In AIDEG-VTA wiesen 30% der Patient:innen nicht-ischämische Substrate auf, die häufig diffuser verteilt oder aufgrund ihrer intramuralen Lage schwerer zu erfassen sind. Diese Patient:innen könnten von der Nutzung von ICD-EG besonders profitieren und sind einer kompletten Ablation aller Substrate häufig nur schwer zugänglich.

 

Ob für die Gruppe von Patient:innen mit ischämischem Substrat die komplette Elimination aller pathologischen Elektrogramme dennoch effektiver ist als ein fokussierter Ansatz unter ICD-EG Nutzung muss in zukünftigen Studien geprüft werden.

 

      

Zusammenfassung

Die randomisierte AIDEG-VTA-Studie zeigt, dass bei Patient:innen mit struktureller Herzerkrankung und ICD-dokumentierter VT die Nutzung von ICD-EG für eine fokussierte Ablationsstrategie zu einem verbesserten klinischen Outcome führt. Ob eine komplette Substratablation zumindest bei ischämischen Substraten effektiver ist, bleibt zu prüfen.

 

 

Referenzen:

 

  1. Ibáñez Criado JL, Ortiz M, García-Fernández J et al. Can ICD Electrograms Help Ventricular Tachycardia Ablation?: Results From the Multicenter Randomized AIDEG-VTA Trial. J Am Coll Cardiol. 2024 Nov 28:S0735-1097(24)10316-6. doi: 10.1016/j.jacc.2024.10.104. Epub ahead of print. PMID: 39772368.
  2. Sapp JL, Wells GA, Parkash R et al.
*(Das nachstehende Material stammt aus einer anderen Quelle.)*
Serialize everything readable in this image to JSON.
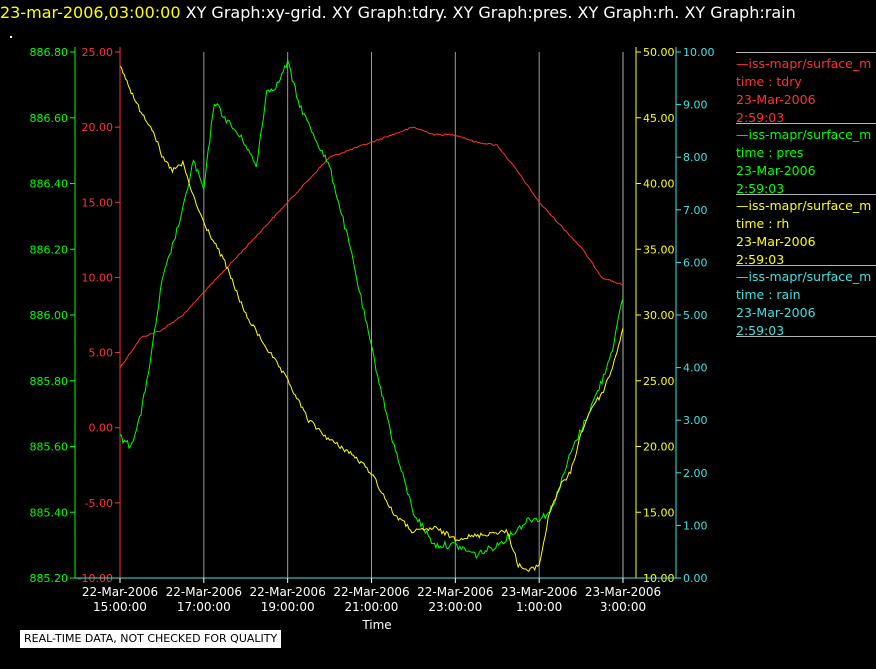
{
  "header": {
    "timestamp": "23-mar-2006,03:00:00",
    "graphs": [
      "XY Graph:xy-grid.",
      "XY Graph:tdry.",
      "XY Graph:pres.",
      "XY Graph:rh.",
      "XY Graph:rain"
    ]
  },
  "notice": "REAL-TIME DATA, NOT CHECKED FOR QUALITY",
  "legend": [
    {
      "name": "—iss-mapr/surface_m",
      "var": "time : tdry",
      "date": "23-Mar-2006",
      "time": "2:59:03",
      "color": "#ff3030"
    },
    {
      "name": "—iss-mapr/surface_m",
      "var": "time : pres",
      "date": "23-Mar-2006",
      "time": "2:59:03",
      "color": "#00ff00"
    },
    {
      "name": "—iss-mapr/surface_m",
      "var": "time : rh",
      "date": "23-Mar-2006",
      "time": "2:59:03",
      "color": "#ffff00"
    },
    {
      "name": "—iss-mapr/surface_m",
      "var": "time : rain",
      "date": "23-Mar-2006",
      "time": "2:59:03",
      "color": "#40e0e0"
    }
  ],
  "chart_data": {
    "type": "line",
    "xlabel": "Time",
    "x_ticks": [
      "22-Mar-2006\n15:00:00",
      "22-Mar-2006\n17:00:00",
      "22-Mar-2006\n19:00:00",
      "22-Mar-2006\n21:00:00",
      "22-Mar-2006\n23:00:00",
      "23-Mar-2006\n1:00:00",
      "23-Mar-2006\n3:00:00"
    ],
    "x_hours": [
      15,
      27
    ],
    "grid": "vertical",
    "axes": [
      {
        "id": "pres",
        "color": "#00ff00",
        "range": [
          885.2,
          886.8
        ],
        "ticks": [
          "885.20",
          "885.40",
          "885.60",
          "885.80",
          "886.00",
          "886.20",
          "886.40",
          "886.60",
          "886.80"
        ]
      },
      {
        "id": "tdry",
        "color": "#ff3030",
        "range": [
          -10,
          25
        ],
        "ticks": [
          "-10.00",
          "-5.00",
          "0.00",
          "5.00",
          "10.00",
          "15.00",
          "20.00",
          "25.00"
        ]
      },
      {
        "id": "rh",
        "color": "#ffff00",
        "range": [
          10,
          50
        ],
        "ticks": [
          "10.00",
          "15.00",
          "20.00",
          "25.00",
          "30.00",
          "35.00",
          "40.00",
          "45.00",
          "50.00"
        ]
      },
      {
        "id": "rain",
        "color": "#40e0e0",
        "range": [
          0,
          10
        ],
        "ticks": [
          "0.00",
          "1.00",
          "2.00",
          "3.00",
          "4.00",
          "5.00",
          "6.00",
          "7.00",
          "8.00",
          "9.00",
          "10.00"
        ]
      }
    ],
    "series": [
      {
        "name": "tdry",
        "axis": "tdry",
        "color": "#ff3030",
        "x": [
          15.0,
          15.5,
          16.0,
          16.5,
          17.0,
          17.5,
          18.0,
          18.5,
          19.0,
          19.5,
          20.0,
          20.5,
          21.0,
          21.5,
          22.0,
          22.5,
          23.0,
          23.5,
          24.0,
          24.5,
          25.0,
          25.5,
          26.0,
          26.5,
          27.0
        ],
        "y": [
          4.0,
          6.0,
          6.5,
          7.5,
          9.0,
          10.5,
          12.0,
          13.5,
          15.0,
          16.5,
          18.0,
          18.5,
          19.0,
          19.5,
          20.0,
          19.5,
          19.5,
          19.0,
          18.8,
          17.0,
          15.0,
          13.5,
          12.0,
          10.0,
          9.5
        ]
      },
      {
        "name": "pres",
        "axis": "pres",
        "color": "#00ff00",
        "x": [
          15.0,
          15.25,
          15.5,
          15.75,
          16.0,
          16.5,
          16.75,
          17.0,
          17.25,
          17.5,
          18.0,
          18.25,
          18.5,
          18.75,
          19.0,
          19.25,
          19.5,
          20.0,
          20.5,
          21.0,
          21.5,
          22.0,
          22.25,
          22.5,
          23.0,
          23.5,
          24.0,
          24.5,
          24.75,
          25.0,
          25.25,
          25.5,
          25.75,
          26.0,
          26.5,
          26.75,
          27.0
        ],
        "y": [
          885.63,
          885.6,
          885.7,
          885.88,
          886.1,
          886.32,
          886.47,
          886.38,
          886.65,
          886.6,
          886.52,
          886.45,
          886.68,
          886.7,
          886.77,
          886.65,
          886.58,
          886.45,
          886.2,
          885.9,
          885.62,
          885.4,
          885.35,
          885.3,
          885.3,
          885.27,
          885.3,
          885.35,
          885.38,
          885.38,
          885.4,
          885.48,
          885.58,
          885.65,
          885.8,
          885.9,
          886.05
        ]
      },
      {
        "name": "rh",
        "axis": "rh",
        "color": "#ffff00",
        "x": [
          15.0,
          15.2,
          15.4,
          15.6,
          15.8,
          16.0,
          16.25,
          16.5,
          16.75,
          17.0,
          17.25,
          17.5,
          17.75,
          18.0,
          18.5,
          19.0,
          19.5,
          20.0,
          20.5,
          21.0,
          21.5,
          22.0,
          22.5,
          23.0,
          23.5,
          24.0,
          24.25,
          24.5,
          24.75,
          25.0,
          25.25,
          25.5,
          25.75,
          26.0,
          26.25,
          26.5,
          26.75,
          27.0
        ],
        "y": [
          49.0,
          47.5,
          46.0,
          45.0,
          44.0,
          42.0,
          41.0,
          41.5,
          39.0,
          37.0,
          35.5,
          34.0,
          32.0,
          30.0,
          27.5,
          25.0,
          22.0,
          20.5,
          19.5,
          18.0,
          15.0,
          13.5,
          13.8,
          13.0,
          13.2,
          13.5,
          13.5,
          11.0,
          10.5,
          11.0,
          15.0,
          17.0,
          18.0,
          21.0,
          23.0,
          24.0,
          26.0,
          29.0
        ]
      },
      {
        "name": "rain",
        "axis": "rain",
        "color": "#40e0e0",
        "x": [
          15.0,
          27.0
        ],
        "y": [
          0.0,
          0.0
        ]
      }
    ]
  }
}
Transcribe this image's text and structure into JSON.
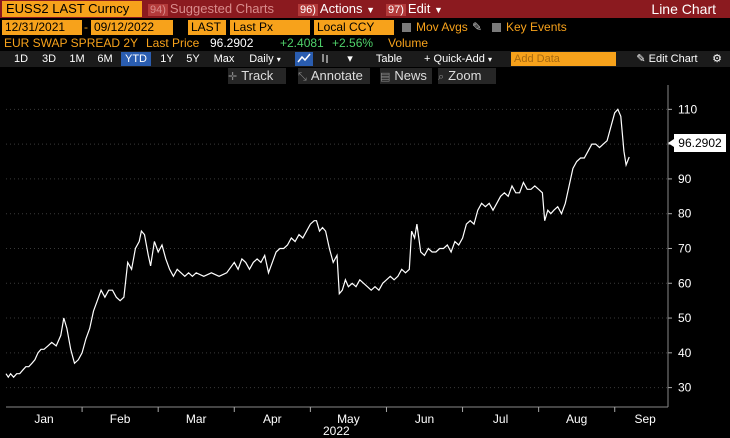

Ventricular Tachycardia Ablation versus Escalation of Antiarrhythmic Drugs. N Engl J Med. 2016 Jul 14;375(2):111-21. doi: 10.1056/NEJMoa1513614. Epub 2016 May 5. PMID: 27149033.
  3. Kuck KH, Schaumann A, Eckardt L et al.  Catheter ablation of stable ventricular tachycardia before defibrillator implantation in patients with coronary heart disease (VTACH): a multicentre randomised controlled trial. Lancet. 2010 Jan 2;375(9708):31-40. doi: 10.1016/S0140-6736(09)61755-4. PMID: 20109864.
  4. Willems S, Tilz RR, Steven D et al. Preventive or Deferred Ablation of Ventricular Tachycardia in Patients With Ischemic Cardiomyopathy and Implantable Defibrillator (BERLIN VT): A Multicenter Randomized Trial. Circulation. 2020 Mar 31;141(13):1057-1067. doi: 10.1161/CIRCULATIONAHA.119.043400. Epub 2020 Jan 31. PMID: 32000514.
  5. Di Biase L, Burkhardt JD, Lakkireddy D et al, Ablation of Stable VTs Versus Substrate Ablation in Ischemic Cardiomyopathy: The VISTA Randomized Multicenter Trial. J Am Coll Cardiol. 2015 Dec 29;66(25):2872-2882. doi: 10.1016/j.jacc.2015.10.026. PMID: 26718674.